King Bocchus eventually betrayed Jugurtha to the Romans in 105 BCE. Jugurtha was captured and imprisoned in Rome, while the Romans and Bocchus divided Jugurtha's Numidian kingdom between them.

== Etymology of his name ==

A. Pellegrin suggests that the name Bocchus is only the Latin form of a Berber name, possibly Wekkus. This name may be related to the Touareg "Aweqqas", which means "lion", or, in Kabyle, "shark", and can be used as a male name. Several locations in North Africa bear etymologically related names, such as the city of Aokas in Algeria, and Djebel Ouekkas in Tunisia.

==Life and family==
Very little is known about Bocchus I or his Mauretanian kingdom. He was probably the son or grandson of King Baga of Mauretania, a contemporary of King Massinissa of neighboring Numidia.
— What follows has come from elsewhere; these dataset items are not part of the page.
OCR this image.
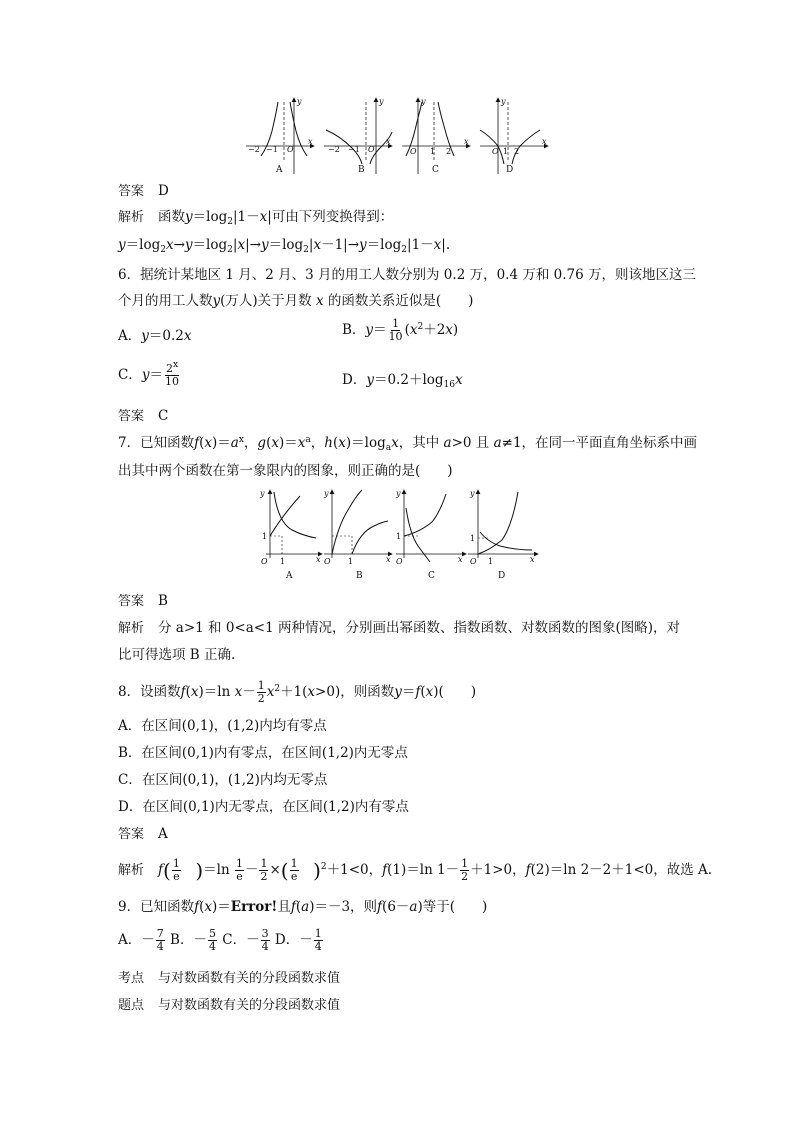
−2 −1 O
x
y
A
−2 −1 O
x
y
B
O 1 2
x
y
C
O 1 2
x
y
D
答案 D
解析 函数$y=\log_2|1-x|$可由下列变换得到：
$y=\log_2x\to y=\log_2|x|\to y=\log_2|x-1|\to y=\log_2|1-x|$.
6．据统计某地区 1 月、2 月、3 月的用工人数分别为 0.2 万，0.4 万和 0.76 万，则该地区这三
个月的用工人数y(万人)关于月数 x 的函数关系近似是(　　)
A．y＝0.2x	B．$y= \frac{1}{10} (x^2+2x)$
C．$y= \frac{2^x}{10}$	D．$y=0.2+\log_{16}x$
答案 C
7．已知函数$f(x)=a^x$，$g(x)=x^a$，$h(x)=\log_ax$，其中 a>0 且 a≠1，在同一平面直角坐标系中画
出其中两个函数在第一象限内的图象，则正确的是(　　)
y
1
O 1	x
A
y
1
O	x
B
y
1
O	x
C
y
1
O 1	x
D
答案 B
解析 分 a>1 和 0<a<1 两种情况，分别画出幂函数、指数函数、对数函数的图象(图略)，对
比可得选项 B 正确.
8．设函数f(x)＝ln $x- \frac{1}{2} x^2+1(x>0)$，则函数y＝f(x)(　　)
A．在区间(0,1)，(1,2)内均有零点
B．在区间(0,1)内有零点，在区间(1,2)内无零点
C．在区间(0,1)，(1,2)内均无零点
D．在区间(0,1)内无零点，在区间(1,2)内有零点
答案 A
解析 $f( \frac{1}{e}$
　 )$=\ln \frac{1}{e} - \frac{1}{2}$ ×( $\frac{1}{e}$
　 )$^2$＋1<0，f(1)＝ln $1- \frac{1}{2} +1>0$，f(2)＝ln 2－2＋1<0，故选 A.
9．已知函数f(x)＝Error!且f(a)＝－3，则f(6－a)等于(　　)
A．－ $\frac{7}{4}$ B．－ $\frac{5}{4}$ C．－ $\frac{3}{4}$ D．－ $\frac{1}{4}$
考点 与对数函数有关的分段函数求值
题点 与对数函数有关的分段函数求值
Bocchus's North African kingdom was bordered by the Atlantic Ocean and the Moulouya River (Mulucha). Roman historian Sallust in Bellum Jugurthinum (The Jurguthine War) notes:

All the Moors were ruled by King Bocchus, who knew nothing of the Roman people save their name and was in turn unknown to us before that time either in peace or in war.
— C. Sallustius Crispus, Bellum Iugurthinum

According to Sallust, by custom Bocchus had many wives and four known children: his daughter (name unknown), who married Jugurtha of Numidia; his eventual heir Sosus/Mastanesosus; and two other sons, Bogud (not to be confused with king Bogud) and Volux.

==Jugurthine War==
Around 108 BCE, as the conflict between Rome and Numidia coalesced, Bocchus remained noncommittal. After Jugurtha promised Bocchus a third of his kingdom, Bocchus allied with Jugurtha. Their allied forces were defeated by Gaius Marius at the Second Battle of Cirta in 106 BCE.
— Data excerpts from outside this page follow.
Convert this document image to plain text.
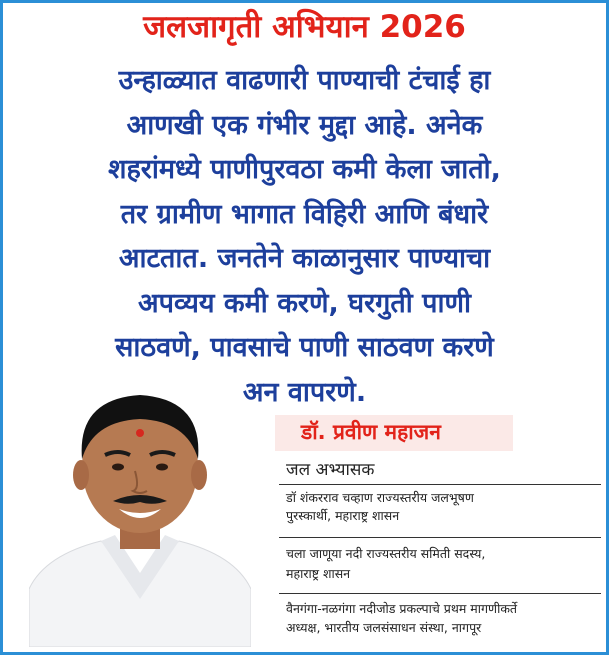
जलजागृती अभियान 2026
उन्हाळ्यात वाढणारी पाण्याची टंचाई हा
आणखी एक गंभीर मुद्दा आहे. अनेक
शहरांमध्ये पाणीपुरवठा कमी केला जातो,
तर ग्रामीण भागात विहिरी आणि बंधारे
आटतात. जनतेने काळानुसार पाण्याचा
अपव्यय कमी करणे, घरगुती पाणी
साठवणे, पावसाचे पाणी साठवण करणे
अन वापरणे.
डॉ. प्रवीण महाजन
जल अभ्यासक
डॉ शंकरराव चव्हाण राज्यस्तरीय जलभूषण
पुरस्कार्थी, महाराष्ट्र शासन
चला जाणूया नदी राज्यस्तरीय समिती सदस्य,
महाराष्ट्र शासन
वैनगंगा-नळगंगा नदीजोड प्रकल्पाचे प्रथम मागणीकर्ते
अध्यक्ष, भारतीय जलसंसाधन संस्था, नागपूर
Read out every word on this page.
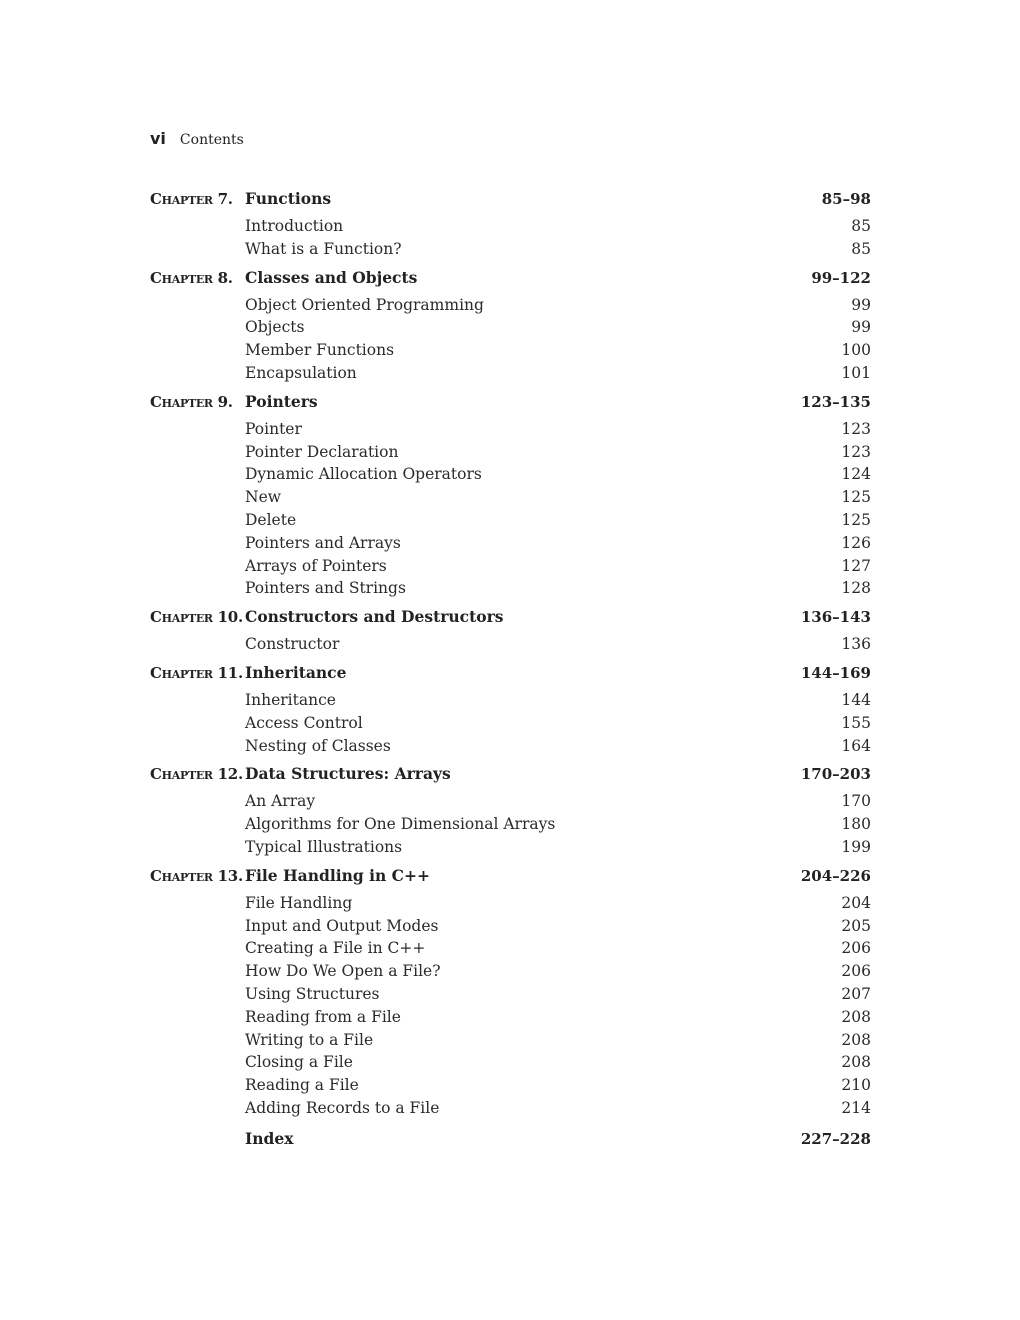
vi Contents
Chapter 7. Functions	85–98
Introduction	85
What is a Function?	85
Chapter 8. Classes and Objects	99–122
Object Oriented Programming	99
Objects	99
Member Functions	100
Encapsulation	101
Chapter 9. Pointers	123–135
Pointer	123
Pointer Declaration	123
Dynamic Allocation Operators	124
New	125
Delete	125
Pointers and Arrays	126
Arrays of Pointers	127
Pointers and Strings	128
Chapter 10. Constructors and Destructors	136–143
Constructor	136
Chapter 11. Inheritance	144–169
Inheritance	144
Access Control	155
Nesting of Classes	164
Chapter 12. Data Structures: Arrays	170–203
An Array	170
Algorithms for One Dimensional Arrays	180
Typical Illustrations	199
Chapter 13. File Handling in C++	204–226
File Handling	204
Input and Output Modes	205
Creating a File in C++	206
How Do We Open a File?	206
Using Structures	207
Reading from a File	208
Writing to a File	208
Closing a File	208
Reading a File	210
Adding Records to a File	214
Index	227–228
As Jugurtha continued to evade the Romans and the war dragged on, Bocchus began reconsidering the alliance and sought a consultation with an ambitious quaestor named Sulla. Mauretanian ambassadors were dispatched to Rome. The Senate was cautiously encouraging but requested a demonstration of commitment to the alliance. Bocchus again consulted Sulla and requested a meeting with Jugurtha, who walked into their trap. Bocchus turned Jugurtha over to Sulla.

By treaty, Bocchus and the Romans divided the kingdom of Numidia between them. Marius was given a triumph for victory over Numidia, but Sulla always wore a gold ring that King Bocchus had made for him, which depicted Bocchus handing Jugurtha over to Sulla.
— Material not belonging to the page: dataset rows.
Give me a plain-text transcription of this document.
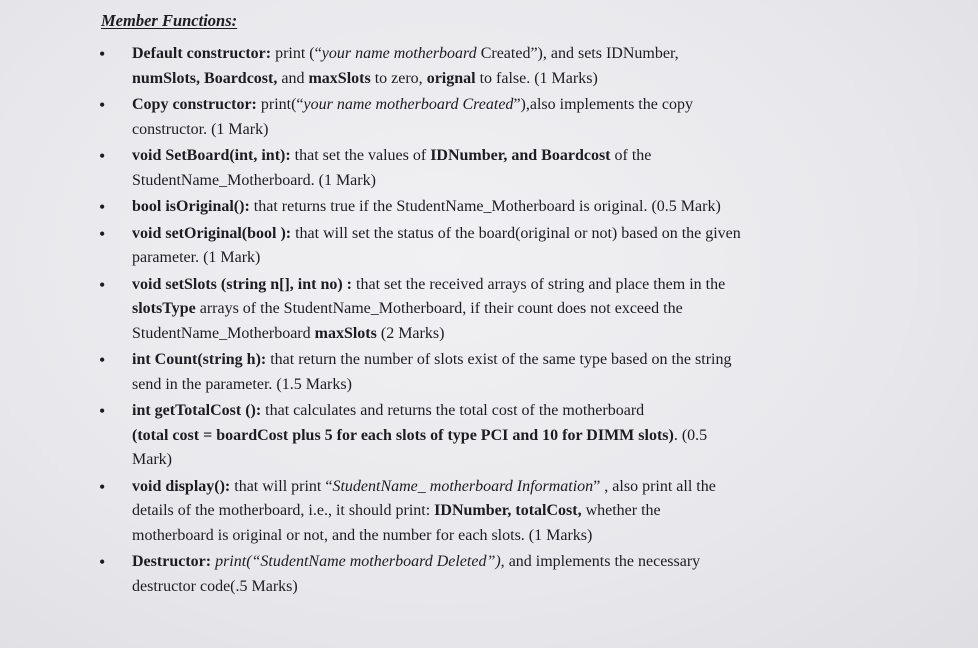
Member Functions:
• Default constructor: print (“your name motherboard Created”), and sets IDNumber,
numSlots, Boardcost, and maxSlots to zero, orignal to false. (1 Marks)

• Copy constructor: print(“your name motherboard Created”),also implements the copy
constructor. (1 Mark)

• void SetBoard(int, int): that set the values of IDNumber, and Boardcost of the
StudentName_Motherboard. (1 Mark)

• bool isOriginal(): that returns true if the StudentName_Motherboard is original. (0.5 Mark)

• void setOriginal(bool ): that will set the status of the board(original or not) based on the given
parameter. (1 Mark)

• void setSlots (string n[], int no) : that set the received arrays of string and place them in the
slotsType arrays of the StudentName_Motherboard, if their count does not exceed the
StudentName_Motherboard maxSlots (2 Marks)

• int Count(string h): that return the number of slots exist of the same type based on the string
send in the parameter. (1.5 Marks)

• int getTotalCost (): that calculates and returns the total cost of the motherboard
(total cost = boardCost plus 5 for each slots of type PCI and 10 for DIMM slots). (0.5
Mark)

• void display(): that will print “StudentName_ motherboard Information” , also print all the
details of the motherboard, i.e., it should print: IDNumber, totalCost, whether the
motherboard is original or not, and the number for each slots. (1 Marks)

• Destructor: print(“StudentName motherboard Deleted”), and implements the necessary
destructor code(.5 Marks)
Bocchus was a reliable supplier of exotic African animals to Rome, including panthers and lions for Roman spectacles.

==Successors==
Bocchus was succeeded by his son Mastanesosus, who bequeathed the kingdom to his sons Bocchus II and Bogud, who each ruled half the kingdom of Mauretania. The two kings took opposite sides in Rome's civil war, and Bocchus II seized Bogud's half. When Bocchus II died in 33 BCE, Mauretania became a client kingdom of Rome.